Gottschling and Hughes speculate that if the vacuole's declining acidity limits its ability to store certain nutrients and metabolites, they may build up in the cell, flooding the mitochondria. Overwhelmed, the mitochondria use up all their energy—essentially burning out their motors—taking in the surplus. With no power left to import the proteins they need to maintain their elegant shape and execute their regular duties, the mitochondria literally break down. Gottschling and his colleagues are now investigating this hypothesis in detail. They are also exploring what triggers the initial drop in the vacuole’s acidity.
The latter research question is of particular interest because Hughes and Gottschling found that even though vacuolar acidity drops as mother yeast cells age, the acidity in the vacuoles of their newborn daughter cells is normal. This corresponds to previous findings in the field that all daughter yeast cells have the same potential lifespan, regardless of the age of their mothers. The resetting of the daughter’s vacuolar acidity is the earliest event yet observed in cellular rejuvenation, a phenomenon in which age-related defects are seemingly erased in an organism’s offspring, and it could help explain how the act of cell division itself contributes to aging.
These results are just the newest chapter in a "decade-old interest," according to Gottschling. He and his colleagues have made several landmark discoveries in the past 10 years, including finding that aging yeast cells exhibit the same genomic instability seen in human cancer cells and proving that mitochondrial dysfunction causes that instability. Gottschling's team has also developed innovative tools to leverage the power of yeast as a model organism, including a technique called the Mother Enrichment Program that makes experiments more efficient by enabling researchers to generate large populations of aging yeast cells.

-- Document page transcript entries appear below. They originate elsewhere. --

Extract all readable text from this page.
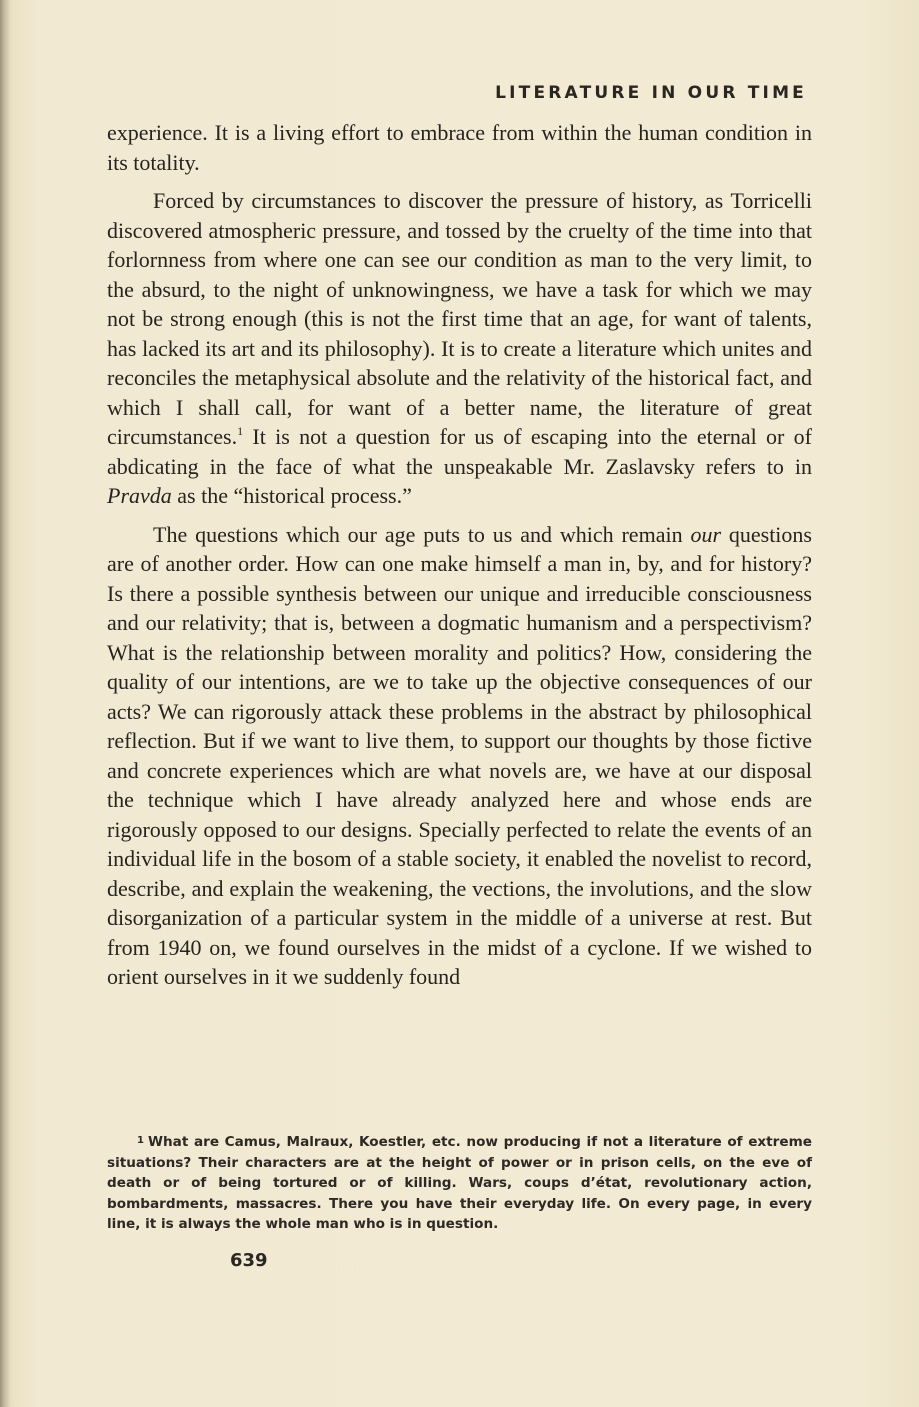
LITERATURE IN OUR TIME

experience. It is a living effort to embrace from within the human condition in its totality.

Forced by circumstances to discover the pressure of history, as Torricelli discovered atmospheric pressure, and tossed by the cruelty of the time into that forlornness from where one can see our condition as man to the very limit, to the absurd, to the night of unknowingness, we have a task for which we may not be strong enough (this is not the first time that an age, for want of talents, has lacked its art and its philosophy). It is to create a literature which unites and reconciles the metaphysical absolute and the relativity of the historical fact, and which I shall call, for want of a better name, the literature of great circumstances.$^1$ It is not a question for us of escaping into the eternal or of abdicating in the face of what the unspeakable Mr. Zaslavsky refers to in Pravda as the “historical process.”

The questions which our age puts to us and which remain our questions are of another order. How can one make himself a man in, by, and for history? Is there a possible synthesis between our unique and irreducible consciousness and our relativity; that is, between a dogmatic humanism and a perspectivism? What is the relationship between morality and politics? How, considering the quality of our intentions, are we to take up the objective consequences of our acts? We can rigorously attack these problems in the abstract by philosophical reflection. But if we want to live them, to support our thoughts by those fictive and concrete experiences which are what novels are, we have at our disposal the technique which I have already analyzed here and whose ends are rigorously opposed to our designs. Specially perfected to relate the events of an individual life in the bosom of a stable society, it enabled the novelist to record, describe, and explain the weakening, the vections, the involutions, and the slow disorganization of a particular system in the middle of a universe at rest. But from 1940 on, we found ourselves in the midst of a cyclone. If we wished to orient ourselves in it we suddenly found

1 What are Camus, Malraux, Koestler, etc. now producing if not a literature of extreme situations? Their characters are at the height of power or in prison cells, on the eve of death or of being tortured or of killing. Wars, coups d’état, revolutionary action, bombardments, massacres. There you have their everyday life. On every page, in every line, it is always the whole man who is in question.
639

"It’s worth using yeast to study complex things like aging because a lot of person-years of research have gone into understanding the fundamentals. The genetic and cell-biology tools available for studying yeast are unparalleled," Gottschling said. "Having the proper tools is like having new glasses; you can see things you never could before, and once you start to see new things, you can dissect them to understand how they work."
In addition to the latest eye-popping technology, the researchers relied on sheer tenacity—with a little help from motion-sickness pills—in pursuit of their discoveries. Some of the painstaking experiments required Hughes to delicately manipulate individual yeast cells as they divided—every two hours for days at a time. For another series of experiments that lasted several months, Hughes took Dramamine to ward off the queasiness that came with inspecting brightly colored yeast cells as they streaked across his microscope’s field of view.
"There were definitely tough points, but it was worth it when we knew the story as a whole. Showing that the change in vacuolar acidity was real and that it mattered, that it affected lifespan, that made the grueling experiments worthwhile," Hughes said.
Gottschling is an elected member of the National Academy of Sciences, the American Academy of Arts & Sciences, the Washington State Academy of Sciences and the American Academy of Microbiology.
Grants from the National Institutes of Health, the Helen Hay Whitney Foundation, the University of Washington's Genetic Approaches to Aging Training Grant and the Glenn Foundation for Medical Research funded the research. The Hutchinson Center's Hartwell Innovation Fund provided preliminary support, including for the development of technologies used in this research.